The National Association of Mortgage Brokers (NAMB) is attempting to link valuation fraud to the Home Valuation Code of Conduct (HVCC). I wish NAMB would give up the ghost on trying to stop HVCC because it is depleting NAMB’s resources. As a member of NAMB, I would rather see NAMB place its efforts on membership, training/certifications, and fight proposed legislation like HR 4173, Wall Street Reform and Consumer Protection Act.
The reason NAMB will not be successful in linking valuation fraud to HVCC is because a number of lenders were already using the HVCC model prior to the inception of HVCC. Another reason, Fannie Mae announced that collateral and loan quality has improved 16 percent since HVCC. It appears to me the organizations that complain the most about HVCC are the organizations that have no skin in the game such as NAMB, National Association of Home Builders (NAHB), and the National Association of Realtors (NAR). HVCC is about upholding compliance from Uniform Standards of Professional Appraiser Practice (USPAP), Federal Housing Administration (FHA), and the Seller’s Guide, that was not monitored or maintained in the industry. Brokers need to focus on taking the next application and leave the items that relate to risk to those mortgage entities that have the most risk with the loan.
Another problem that NAMB will have with the data they are using is discerning between those mortgage entities who maintain their own rotation and those who do not. The trend that I see is those mortgage entities who proclaim they are maintaining their own rotation are the ones with the most collateral problems.

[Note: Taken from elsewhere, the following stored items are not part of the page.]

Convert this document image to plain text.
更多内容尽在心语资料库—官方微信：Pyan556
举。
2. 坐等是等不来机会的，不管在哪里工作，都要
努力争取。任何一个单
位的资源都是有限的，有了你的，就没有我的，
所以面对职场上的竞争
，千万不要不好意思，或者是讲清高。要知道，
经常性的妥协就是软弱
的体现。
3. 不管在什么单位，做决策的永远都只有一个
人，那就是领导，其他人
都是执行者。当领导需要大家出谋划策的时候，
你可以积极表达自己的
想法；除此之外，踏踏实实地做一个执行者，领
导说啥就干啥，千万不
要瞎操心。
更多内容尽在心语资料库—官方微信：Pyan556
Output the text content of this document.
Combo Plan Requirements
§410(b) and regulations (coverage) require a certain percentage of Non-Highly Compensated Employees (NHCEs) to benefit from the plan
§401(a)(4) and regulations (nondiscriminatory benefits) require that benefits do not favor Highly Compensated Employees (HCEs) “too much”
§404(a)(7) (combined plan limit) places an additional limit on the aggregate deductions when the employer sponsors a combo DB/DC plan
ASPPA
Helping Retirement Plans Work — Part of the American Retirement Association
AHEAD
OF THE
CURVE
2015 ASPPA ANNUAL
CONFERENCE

In order to resolve these problems, investors should require a HVCC quality control report that demonstrates Section IV & Section VI. Section IV of HVCC focuses on non-influence and fair treatment of appraisers. Section VI of the Code relates to the 10 percent sampling quality control on the appraisal. The code mentions the use of automated valuation model (AVM) and broker price opinion (BPO) as the method to QC the appraisal. These products are the weakest of the appraisal products.
I recommend Field Review Appraisal because there is a license professional performing the review and evaluation the assessment of the appraisal under review. Also, AVMs and BPO are often produced by out of date or wrong data. The Field Review Appraisal usually is created by an appraiser familiar with the area resulting in a more accurate assessment.
At this point the agencies have not required a reporting format for reporting Sections IV & VI of the Code. It is a matter of time before reporting Section IV & VI will be required as the industry learns of those mortgage entities who manage their own rotation and not meeting the intent of HVCC. Very few AMCs will provide Section IV to a lender as part of their services and they are not equipped to perform Section VI of the Code. Next time an AMC proclaims they are in compliance with the code ask them how they handle Section VI. They just do not do it. Also, those mortgage entities who manage their own rotation cannot report Section IV & VI as part of the HVCC.
Now that FHA is in the game, few can report ML 96-36 which requires fair opportunities to women and minority appraisers. Will FHA start checking appraisal management companies (AMCs) and mortgage entities who manage their own rotation to see if they are complying with ML 96-36?
If NAMB wants to impact the industry, lobby for proof of upholding HVCC which will force those behind HVCC to demonstrate appraisal compliance rather than doing away with the code. Right now most are going through the motions or have an icon of rotation and seriously falling short of HVCC.